Safari is acting very strangly on this site, but doesn't do it on macNN. 

Problem is that threads load and then immediately refresh. If I have two tabs open, I get beachballs. 

I have trashed  ~/library>safari>icons
and
~/library>preferences>com.apple.safari.plist

I have done cron jobs, repaired permissions and reset safari 

Short of trashing and reinstalling safari, anyone have any ideas?

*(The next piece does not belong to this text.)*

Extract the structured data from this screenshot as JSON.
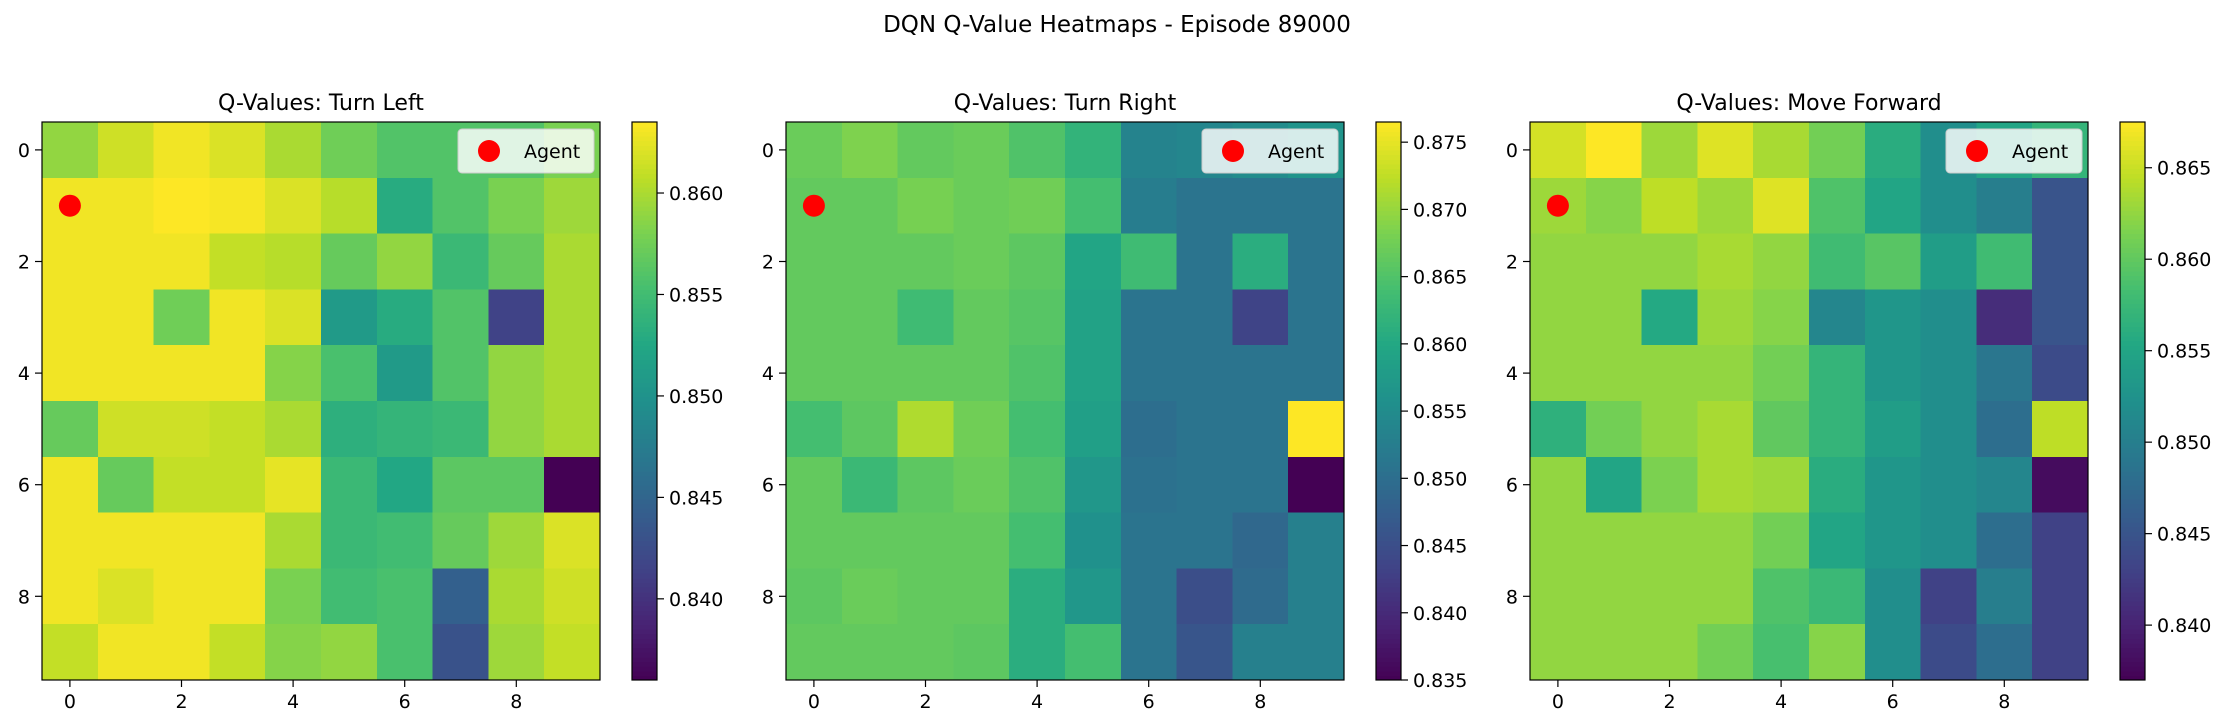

it's on a G3 iBook with 640megs and 10.3.9

ps- no problem with firefox, only safari


----------



## cfleck (Jun 9, 2005)

I get the same problems.  I first noticed it after I followed an RSS link.  Doesn't seem to do it all the time though.  Weird.


----------



## J3 L U N T (Jun 9, 2005)

yea i just looked into it and i get the same issue.... it seems that it has to do with a banner ad. becuase if you notice wheni t happens the advertisment doesnt come up. try to click on it and it opens another page with the same issue.  when an advertisement DOES load correctly the reloading doesnt happen..

def wierd.


----------



## ElDiabloConCaca (Jun 9, 2005)

How strange!  Now my Safari is doing it with this site.  Constant reloading of various pages... one page reloaded every character I typed in a reply box, but no other time.

Weird, indeed!


----------



## MrNivit1 (Jun 9, 2005)

somebody's ad is not behaving nicely.  Can a mod id which one it is and possibly find out what's wrong and either fix/eliminate the ad?


----------



## MrNivit1 (Jun 9, 2005)

Looks like a circular reference (infinte loop) within a google ad.  Loading the ad makes another call to open the ad again... This repeats and evetually overloads safari (see activity window snapshot).


----------



## fjdouse (Jun 9, 2005)

I'm getting it too, damn annoying and it's making that horrid spinning ball appear!!!  AAAAAAAAHHHHHH!!!!!!!!


----------



## ScottW (Jun 9, 2005)

Is it doing it now?


----------



## pds (Jun 9, 2005)

Seems good now - thanks.

great news because i found out I don't really like firefox.


----------



## fjdouse (Jun 10, 2005)

Oh that IS better..


----------